This option is the least formal ADR process and is nonbinding. It differs from settlement negotiations in that a mediator helps both sides reach a settlement. The mediator does not make any decision or give an opinion of the case; rather he/she carefully listens to the parties' positions and then by questioning, negotiating and generating options, helps the parties work out their own solution to their dispute. Any agreement reached can be made legally binding by putting it in writing and having the agreement signed by the parties and their attorneys. However, if a case does not settle in mediation, you are still free to proceed to trial.
Early Neutral Evaluation
An ENE evaluator is a private attorney with specialized expertise in a particular area of the law who meets with the parties early in the case process at a neutral location to hear both sides of the case. Prior to the meeting, the parties may be asked to provide the evaluator with a written evaluation statement. Counsel and parties must attend the session. After presentation by each side, the evaluator identifies the issues in dispute and assesses the strengths and weaknesses of each position. If there are settlement possibilities, the evaluator facilitates these discussions. If settlement is not possible, the evaluator may suggest additional meetings, offer to conduct further settlement negotiations, or suggest a discovery plan and stipulations.
In a mini-trial the opposing attorneys present their best arguments to the top decision makers for the companies and/or governmental agencies involved in the dispute and to an impartial third party advisor. The advisor generally possesses expertise in a specific area. The parties may agree upon a summary or an abbreviated hearing. After the presentations, the decision makers meet (either with or without the third party advisor) to try to negotiate a settlement. Mini-trials are private, confidential and nonbinding.
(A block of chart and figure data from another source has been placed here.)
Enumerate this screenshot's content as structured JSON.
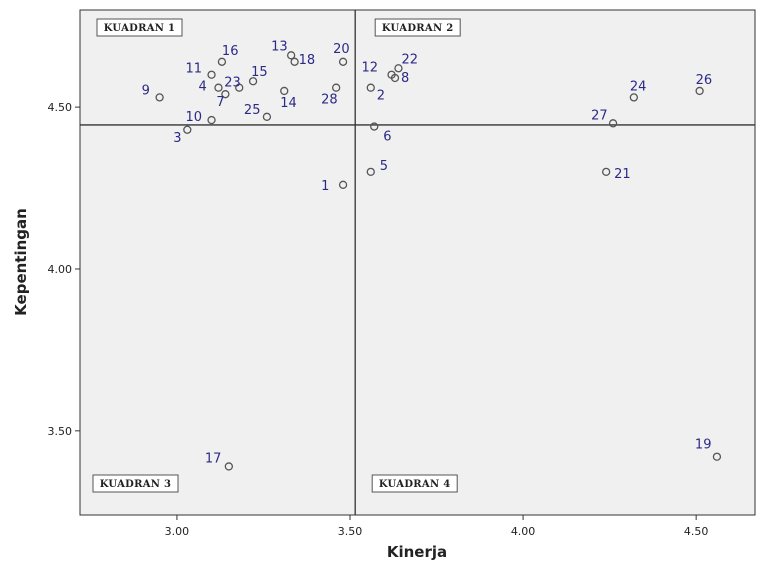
{
  "chart_data": {
    "type": "scatter",
    "xlabel": "Kinerja",
    "ylabel": "Kepentingan",
    "xlim": [
      2.72,
      4.67
    ],
    "ylim": [
      3.24,
      4.8
    ],
    "x_ticks": [
      "3.00",
      "3.50",
      "4.00",
      "4.50"
    ],
    "y_ticks": [
      "3.50",
      "4.00",
      "4.50"
    ],
    "x_tick_values": [
      3.0,
      3.5,
      4.0,
      4.5
    ],
    "y_tick_values": [
      3.5,
      4.0,
      4.5
    ],
    "reference_lines": {
      "x": 3.515,
      "y": 4.445
    },
    "quadrant_labels": [
      "KUADRAN 1",
      "KUADRAN 2",
      "KUADRAN 3",
      "KUADRAN 4"
    ],
    "grid": false,
    "marker_color": "#555555",
    "label_color": "#2b2a86",
    "plot_background": "#f0f0f0",
    "points": [
      {
        "label": "1",
        "x": 3.48,
        "y": 4.26
      },
      {
        "label": "2",
        "x": 3.56,
        "y": 4.56
      },
      {
        "label": "3",
        "x": 3.03,
        "y": 4.43
      },
      {
        "label": "4",
        "x": 3.12,
        "y": 4.56
      },
      {
        "label": "5",
        "x": 3.56,
        "y": 4.3
      },
      {
        "label": "6",
        "x": 3.57,
        "y": 4.44
      },
      {
        "label": "7",
        "x": 3.14,
        "y": 4.54
      },
      {
        "label": "8",
        "x": 3.63,
        "y": 4.59
      },
      {
        "label": "9",
        "x": 2.95,
        "y": 4.53
      },
      {
        "label": "10",
        "x": 3.1,
        "y": 4.46
      },
      {
        "label": "11",
        "x": 3.1,
        "y": 4.6
      },
      {
        "label": "12",
        "x": 3.62,
        "y": 4.6
      },
      {
        "label": "13",
        "x": 3.33,
        "y": 4.66
      },
      {
        "label": "14",
        "x": 3.31,
        "y": 4.55
      },
      {
        "label": "15",
        "x": 3.22,
        "y": 4.58
      },
      {
        "label": "16",
        "x": 3.13,
        "y": 4.64
      },
      {
        "label": "17",
        "x": 3.15,
        "y": 3.39
      },
      {
        "label": "18",
        "x": 3.34,
        "y": 4.64
      },
      {
        "label": "19",
        "x": 4.56,
        "y": 3.42
      },
      {
        "label": "20",
        "x": 3.48,
        "y": 4.64
      },
      {
        "label": "21",
        "x": 4.24,
        "y": 4.3
      },
      {
        "label": "22",
        "x": 3.64,
        "y": 4.62
      },
      {
        "label": "23",
        "x": 3.18,
        "y": 4.56
      },
      {
        "label": "24",
        "x": 4.32,
        "y": 4.53
      },
      {
        "label": "25",
        "x": 3.26,
        "y": 4.47
      },
      {
        "label": "26",
        "x": 4.51,
        "y": 4.55
      },
      {
        "label": "27",
        "x": 4.26,
        "y": 4.45
      },
      {
        "label": "28",
        "x": 3.46,
        "y": 4.56
      }
    ]
  }
}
Mini-trials appear to work best where (1) there are a small number of parties and where expertise is needed, (2) one party overestimates the strength of its position, or (3) policy issues must be presented to decision makers.
Summary Jury Trials
In a summary jury trial, the attorneys present a summary of the evidence to a jury which then renders a verdict that is advisory only. The jurors are not told that their opinion is nonbinding until after the verdict is rendered. Attorneys may then question the jurors about their response to and reasoning concerning the issues and facts. A summary jury trial is usually completed in a day or less. In many cases, the jury's reaction to the case will influence the parties to negotiate a settlement and avoid an actual trial.